Yole points out that in May this year key epiwafer foundry IQE announced commercial availability of the first 200 mm-diameter VCSEL wafer, something that would enable compatibility with high-volume silicon semiconductor manufacturing processes.
“These new wafers may not be needed to answer a sudden rise in VCSEL demand but to make possible the integration of photonics devices with CMOS technology,” Yole said. “It also gives a potential roadmap toward [300 mm-diameter] wafer manufacturing in the long term.”
The other significant change in the next few years is expected to be a shift to longer-wavelength emission at 1380 nm, made possible through the adoption of so-called “dilute nitride” active semiconductor layers.
“This shift is needed to enable the integration of VCSELs behind organic LED displays, which are transparent at this wavelength,” explains Yole’s Pierrick Boulay.
He points out that Apple’s new iPhone 14 Pro, revealed earlier this month, features a proximity sensor embedded under the display.

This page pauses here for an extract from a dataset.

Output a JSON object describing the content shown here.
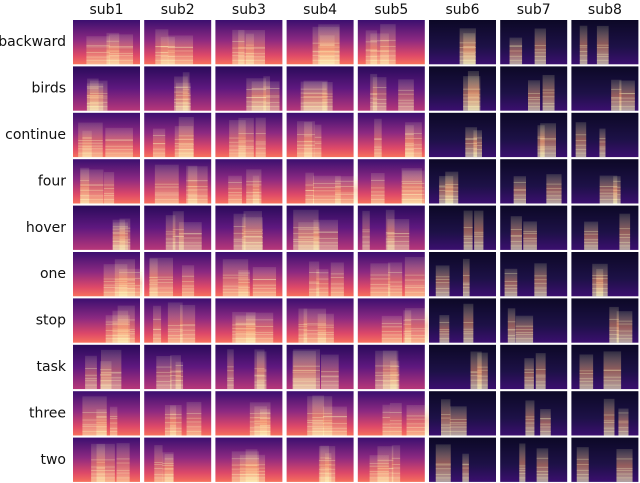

“It could use a laser diode and indium gallium arsenide photodetector based on [an] indium phosphide substrate waiting [for] dilute nitride technology VCSELs to be ready,” Boulay suggests.
“As expected, the first long-wavelength application is a proximity sensor under the display, reducing the notch size on iPhones. Further 3D sensing applications could happen later.”
One point to note is that the fabrication process required for dilute nitride VCSEL production is significantly more complicated than for regular VCSELs, with both metal-organic chemical vapor deposition (MOCVD) and molecular beam epitaxy (MBE) equipment needed to deposit the critical compound semiconductor layers.